IBM today announced that Guiding Eyes for the Blind, a non-profit organization that breeds, trains and places service dogs with the blind and visually impaired, has adopted the IBM Cloud and is using the power of Watson to help produce dogs fit to serve as guide dogs.
Guiding Eyes for the Blind, one of the United States' leading breeders and trainers of service dogs, has been collecting and analyzing vast amounts of information about its dogs for years. The organization has amassed half a million health records and more than 65,000 temperament records on its dogs since 1954. And it has continually worked to perfect its breeding and training processes to produce superior animals best suited for service.
The organization has collected more than a dozen generations of breeding information. It has structured data such as medical records and genetic mapping, as well as unstructured data from scanned hard-copy questionnaires that trainers and host families fill out regarding their experiences with the dogs.
However, the data was becoming difficult to manage on its aging systems. Guiding Eyes decided to move to the IBM Cloud, not only for the more simplified IT and data management it provided, but also for improved data accessibility and analysis capabilities accessible through Watson.
"People don't typically think about an organization like ours as a big data company, but we cannot succeed or grow without it," said Thomas Panek, president and CEO of Guiding Eyes, in a statement. "By collecting information about our dogs over the years, we can dig into the data to pull out meaningful insights about health, behavior, temperament and so much more. However, all of that was becoming increasingly difficult on our legacy systems. By putting it on the IBM Cloud, we will simplify our IT and make our data more accessible for more analysis."
At IBM's InterConnect 2016, Jane Russenberger, director of Genetics and Breeding at Guiding Eyes, said the organization's mission is to place guide dogs with people and over the years it has placed more than 7,300 guide dogs with blind or visually impaired individuals. The organization also provides service dogs to children with autism.
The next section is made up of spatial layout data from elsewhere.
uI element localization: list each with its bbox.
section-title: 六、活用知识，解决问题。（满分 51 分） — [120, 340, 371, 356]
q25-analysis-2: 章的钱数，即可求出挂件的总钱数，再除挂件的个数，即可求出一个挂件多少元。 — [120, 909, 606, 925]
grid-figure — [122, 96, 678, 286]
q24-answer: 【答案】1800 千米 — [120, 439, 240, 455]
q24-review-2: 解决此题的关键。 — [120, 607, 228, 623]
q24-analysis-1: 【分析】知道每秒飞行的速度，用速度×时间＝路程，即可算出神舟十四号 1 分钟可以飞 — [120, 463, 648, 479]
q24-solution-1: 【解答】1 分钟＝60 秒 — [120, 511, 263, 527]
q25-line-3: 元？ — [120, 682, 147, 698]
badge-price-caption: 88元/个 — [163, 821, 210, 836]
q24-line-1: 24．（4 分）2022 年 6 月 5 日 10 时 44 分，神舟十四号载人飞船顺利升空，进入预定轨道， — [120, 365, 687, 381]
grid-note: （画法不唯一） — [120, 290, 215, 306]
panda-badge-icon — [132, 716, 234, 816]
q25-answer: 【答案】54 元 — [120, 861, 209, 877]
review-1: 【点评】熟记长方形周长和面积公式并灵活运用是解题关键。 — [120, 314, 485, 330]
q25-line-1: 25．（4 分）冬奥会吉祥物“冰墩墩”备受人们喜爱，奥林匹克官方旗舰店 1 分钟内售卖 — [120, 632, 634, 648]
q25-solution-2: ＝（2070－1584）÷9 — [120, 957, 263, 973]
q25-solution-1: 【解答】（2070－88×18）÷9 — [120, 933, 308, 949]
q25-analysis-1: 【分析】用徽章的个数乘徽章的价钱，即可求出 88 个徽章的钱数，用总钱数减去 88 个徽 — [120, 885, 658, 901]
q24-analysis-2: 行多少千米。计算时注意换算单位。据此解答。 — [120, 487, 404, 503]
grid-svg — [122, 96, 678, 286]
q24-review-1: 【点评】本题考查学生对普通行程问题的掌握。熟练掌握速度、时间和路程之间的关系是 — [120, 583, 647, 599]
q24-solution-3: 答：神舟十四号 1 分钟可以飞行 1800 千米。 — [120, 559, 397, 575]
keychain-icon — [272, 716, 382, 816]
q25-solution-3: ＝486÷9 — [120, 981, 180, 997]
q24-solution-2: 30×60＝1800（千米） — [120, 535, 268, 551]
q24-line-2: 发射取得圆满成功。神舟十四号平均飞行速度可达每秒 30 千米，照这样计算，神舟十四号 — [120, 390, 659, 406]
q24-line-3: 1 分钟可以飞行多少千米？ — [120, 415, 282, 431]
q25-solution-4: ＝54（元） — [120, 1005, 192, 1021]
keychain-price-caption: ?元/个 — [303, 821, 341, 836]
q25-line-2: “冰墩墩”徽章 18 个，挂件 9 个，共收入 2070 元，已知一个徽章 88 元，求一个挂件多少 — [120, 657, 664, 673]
"We had a traditional IT system and it was breaking down, so we moved to SoftLayer," Russenberger said. "It cut our costs by 40 percent and we had a lot more reliability."
Though the cost savings and reliability were welcome, it was the access to Watson that really caught Russenberger's attention. She started at Guiding Eyes 28 years ago, and prior to that, had been experimenting with genetics and breeding cows on a farm. So she was excited to begin applying data to the breeding of guide dogs, she said. At Guiding Eyes she helped to identify preferred qualities in dogs such as health, confidence, love and temperament.
Through its Canine Development Center (CDC), the organization has been a leader in canine genetics research, breeding technology and behavioral development, she said.
For instance, even before Watson, Russenberger said the CDC was able to reduce hip dysplasia from occurring in 20 percent of the dogs to nearly zero through selective breeding. Hip dysplasia is an aliment seen in larger dog breeds that causes their hips to give out and leads to crippling lameness and arthritis. However, with Watson the sky is the limit.